Drawing on recent reconstructions of pragmatist thought in political theory, this article offers a conceptualization of a problem-driven account of representation and assesses its moral and epistemic implications using the case of direct-democratic institutions in Switzerland. First, we defend an understanding of democratic representation that steers away from the classical idea of it being instrumental to some fixated higher end or ideal, say, consensus, aggregative equilibria, or to some definition of the common good. Rather, we conceive representation – and the evaluative standards required to assess its quality – in direct relation to citizens’ experience of social problems. Thus understood, representation is no longer primarily a matter of aggregation, utility, or justice, but a contextually differentiated, ever-evolving regulative ideal guiding our collective decisions about social problems.

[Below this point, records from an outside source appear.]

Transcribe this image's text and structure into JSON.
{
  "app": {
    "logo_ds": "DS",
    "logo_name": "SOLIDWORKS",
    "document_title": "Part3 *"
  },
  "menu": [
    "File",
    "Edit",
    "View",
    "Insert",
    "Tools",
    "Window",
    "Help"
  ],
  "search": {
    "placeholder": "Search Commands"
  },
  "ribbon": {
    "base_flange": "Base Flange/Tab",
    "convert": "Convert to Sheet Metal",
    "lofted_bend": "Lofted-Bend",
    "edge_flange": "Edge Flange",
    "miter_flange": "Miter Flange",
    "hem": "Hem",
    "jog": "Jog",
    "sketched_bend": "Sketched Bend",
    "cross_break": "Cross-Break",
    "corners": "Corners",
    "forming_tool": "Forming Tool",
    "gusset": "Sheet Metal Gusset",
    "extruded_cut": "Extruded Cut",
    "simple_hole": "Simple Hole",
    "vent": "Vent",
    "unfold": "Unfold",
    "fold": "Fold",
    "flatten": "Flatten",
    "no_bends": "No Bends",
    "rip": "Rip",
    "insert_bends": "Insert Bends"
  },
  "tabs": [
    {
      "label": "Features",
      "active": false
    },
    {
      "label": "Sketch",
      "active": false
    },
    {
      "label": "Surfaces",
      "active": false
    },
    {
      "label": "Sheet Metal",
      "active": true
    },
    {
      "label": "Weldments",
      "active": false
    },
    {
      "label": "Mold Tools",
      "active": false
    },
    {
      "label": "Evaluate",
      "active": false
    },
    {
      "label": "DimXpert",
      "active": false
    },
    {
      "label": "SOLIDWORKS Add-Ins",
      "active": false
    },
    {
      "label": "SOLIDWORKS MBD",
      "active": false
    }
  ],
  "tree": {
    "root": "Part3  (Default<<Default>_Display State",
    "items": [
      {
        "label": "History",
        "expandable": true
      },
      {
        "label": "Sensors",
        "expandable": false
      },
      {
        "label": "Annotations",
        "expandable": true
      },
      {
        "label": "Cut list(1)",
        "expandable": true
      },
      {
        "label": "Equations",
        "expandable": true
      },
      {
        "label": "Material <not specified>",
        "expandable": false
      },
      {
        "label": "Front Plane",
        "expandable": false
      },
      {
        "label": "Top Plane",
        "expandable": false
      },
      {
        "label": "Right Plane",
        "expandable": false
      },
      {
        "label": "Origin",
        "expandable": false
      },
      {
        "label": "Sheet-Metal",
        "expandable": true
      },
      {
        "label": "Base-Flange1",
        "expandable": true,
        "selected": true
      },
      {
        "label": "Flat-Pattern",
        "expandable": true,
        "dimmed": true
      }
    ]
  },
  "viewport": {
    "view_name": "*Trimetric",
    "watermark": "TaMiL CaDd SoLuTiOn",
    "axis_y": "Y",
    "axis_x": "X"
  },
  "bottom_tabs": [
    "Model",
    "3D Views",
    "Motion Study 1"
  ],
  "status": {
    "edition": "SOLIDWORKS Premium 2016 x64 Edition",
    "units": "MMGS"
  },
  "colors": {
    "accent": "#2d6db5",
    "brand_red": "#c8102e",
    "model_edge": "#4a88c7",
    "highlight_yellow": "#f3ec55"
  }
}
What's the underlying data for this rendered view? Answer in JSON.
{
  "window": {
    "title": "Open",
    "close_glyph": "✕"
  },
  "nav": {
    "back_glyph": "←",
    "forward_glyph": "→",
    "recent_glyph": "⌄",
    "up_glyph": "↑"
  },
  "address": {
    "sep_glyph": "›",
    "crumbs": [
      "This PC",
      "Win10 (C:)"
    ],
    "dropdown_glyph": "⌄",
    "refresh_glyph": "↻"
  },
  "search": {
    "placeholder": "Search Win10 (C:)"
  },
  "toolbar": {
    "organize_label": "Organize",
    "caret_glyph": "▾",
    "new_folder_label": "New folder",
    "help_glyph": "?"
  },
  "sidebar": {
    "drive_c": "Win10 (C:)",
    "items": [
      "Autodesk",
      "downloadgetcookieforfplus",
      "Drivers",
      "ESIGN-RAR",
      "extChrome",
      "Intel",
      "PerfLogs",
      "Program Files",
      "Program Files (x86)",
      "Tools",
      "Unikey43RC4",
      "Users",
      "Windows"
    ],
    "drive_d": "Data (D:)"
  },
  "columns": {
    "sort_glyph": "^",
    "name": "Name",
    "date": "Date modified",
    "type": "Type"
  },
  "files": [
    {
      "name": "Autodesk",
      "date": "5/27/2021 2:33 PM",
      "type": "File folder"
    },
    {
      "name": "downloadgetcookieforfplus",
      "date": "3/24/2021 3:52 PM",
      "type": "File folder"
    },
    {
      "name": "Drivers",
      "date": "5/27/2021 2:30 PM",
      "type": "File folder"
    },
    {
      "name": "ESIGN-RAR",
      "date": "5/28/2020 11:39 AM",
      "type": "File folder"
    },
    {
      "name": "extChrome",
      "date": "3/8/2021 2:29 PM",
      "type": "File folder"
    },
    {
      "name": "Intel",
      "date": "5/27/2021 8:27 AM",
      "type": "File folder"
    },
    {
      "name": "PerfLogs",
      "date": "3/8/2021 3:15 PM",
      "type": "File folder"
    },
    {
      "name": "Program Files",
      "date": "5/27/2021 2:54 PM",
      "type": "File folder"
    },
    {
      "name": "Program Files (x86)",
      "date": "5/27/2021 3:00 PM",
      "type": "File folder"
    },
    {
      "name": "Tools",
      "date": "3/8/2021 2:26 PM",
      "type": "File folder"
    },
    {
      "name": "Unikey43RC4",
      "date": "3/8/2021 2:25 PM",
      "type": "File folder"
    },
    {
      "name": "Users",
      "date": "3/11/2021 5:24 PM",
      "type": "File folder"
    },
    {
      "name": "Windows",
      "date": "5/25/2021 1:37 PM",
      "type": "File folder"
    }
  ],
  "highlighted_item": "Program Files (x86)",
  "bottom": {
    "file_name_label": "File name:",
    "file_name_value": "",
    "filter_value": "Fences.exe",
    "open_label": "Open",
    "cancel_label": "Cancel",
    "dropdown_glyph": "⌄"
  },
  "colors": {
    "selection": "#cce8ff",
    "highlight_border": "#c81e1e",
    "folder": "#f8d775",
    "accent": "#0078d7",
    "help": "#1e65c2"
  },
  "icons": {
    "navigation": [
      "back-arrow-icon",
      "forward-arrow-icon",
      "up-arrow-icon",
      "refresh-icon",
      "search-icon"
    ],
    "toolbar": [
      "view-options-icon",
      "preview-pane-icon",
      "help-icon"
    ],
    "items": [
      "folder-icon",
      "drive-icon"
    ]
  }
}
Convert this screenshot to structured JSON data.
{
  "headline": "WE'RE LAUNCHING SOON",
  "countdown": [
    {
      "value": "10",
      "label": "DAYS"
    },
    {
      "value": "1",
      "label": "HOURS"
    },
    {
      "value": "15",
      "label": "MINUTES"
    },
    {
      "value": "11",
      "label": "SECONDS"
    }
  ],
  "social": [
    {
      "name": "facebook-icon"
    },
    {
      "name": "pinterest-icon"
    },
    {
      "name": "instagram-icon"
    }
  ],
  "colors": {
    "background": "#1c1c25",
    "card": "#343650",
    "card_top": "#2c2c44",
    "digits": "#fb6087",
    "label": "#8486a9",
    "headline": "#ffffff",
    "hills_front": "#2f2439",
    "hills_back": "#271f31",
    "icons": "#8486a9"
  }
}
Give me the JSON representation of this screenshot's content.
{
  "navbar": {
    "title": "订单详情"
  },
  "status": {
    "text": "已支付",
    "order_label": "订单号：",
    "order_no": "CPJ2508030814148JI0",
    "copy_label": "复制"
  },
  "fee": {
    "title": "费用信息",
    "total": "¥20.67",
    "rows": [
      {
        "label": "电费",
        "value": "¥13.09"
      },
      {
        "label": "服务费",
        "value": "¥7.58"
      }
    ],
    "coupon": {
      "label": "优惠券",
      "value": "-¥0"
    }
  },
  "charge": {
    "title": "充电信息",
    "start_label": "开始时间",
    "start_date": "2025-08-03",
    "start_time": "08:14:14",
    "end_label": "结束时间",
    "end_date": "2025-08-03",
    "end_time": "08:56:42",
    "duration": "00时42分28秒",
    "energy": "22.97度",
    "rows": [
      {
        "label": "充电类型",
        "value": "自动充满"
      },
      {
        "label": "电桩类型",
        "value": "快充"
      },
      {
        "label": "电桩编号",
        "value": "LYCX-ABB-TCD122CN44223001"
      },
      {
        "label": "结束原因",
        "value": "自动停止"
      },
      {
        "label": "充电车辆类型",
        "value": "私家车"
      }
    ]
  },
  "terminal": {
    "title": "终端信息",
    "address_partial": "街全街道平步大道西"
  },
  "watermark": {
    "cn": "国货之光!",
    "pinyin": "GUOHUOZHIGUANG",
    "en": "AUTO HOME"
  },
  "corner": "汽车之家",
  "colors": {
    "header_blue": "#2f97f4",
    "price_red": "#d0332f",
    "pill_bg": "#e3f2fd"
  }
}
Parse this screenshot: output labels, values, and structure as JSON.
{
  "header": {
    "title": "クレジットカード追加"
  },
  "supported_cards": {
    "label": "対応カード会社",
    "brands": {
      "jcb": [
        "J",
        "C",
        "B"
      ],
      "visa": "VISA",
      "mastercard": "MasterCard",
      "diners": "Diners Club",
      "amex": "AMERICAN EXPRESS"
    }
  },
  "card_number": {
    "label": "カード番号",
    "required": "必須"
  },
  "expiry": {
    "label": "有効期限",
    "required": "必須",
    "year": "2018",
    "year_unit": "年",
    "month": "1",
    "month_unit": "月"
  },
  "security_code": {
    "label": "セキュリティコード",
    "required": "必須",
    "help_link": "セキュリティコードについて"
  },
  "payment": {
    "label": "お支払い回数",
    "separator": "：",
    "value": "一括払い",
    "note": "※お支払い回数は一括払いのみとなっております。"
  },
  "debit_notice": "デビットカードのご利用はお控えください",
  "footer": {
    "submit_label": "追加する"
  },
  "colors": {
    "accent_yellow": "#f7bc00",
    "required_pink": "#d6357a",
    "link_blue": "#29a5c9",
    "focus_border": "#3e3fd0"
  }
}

Second, we weigh the moral and epistemic implications of a problem-driven conception against the implications of an ideal-abstract conception of democratic representation. We argue that on both accounts the former is superior to the latter. Epistemically, a conception of representation that is responsive to a wider range of problems is better – because it is more complete – than one that addresses fewer problems. Morally, assessing the quality of representation according to its problem-solving capacity implies an ethical perspective that better encompasses the experiences of the weakest within the society than in non-pragmatic, “a-priori” accounts of representation.
Finally, we assess to what extent claims-based participatory instruments like the Swiss optional referendum are sufficient institutional approximations of a problem-driven account of representation thus specified.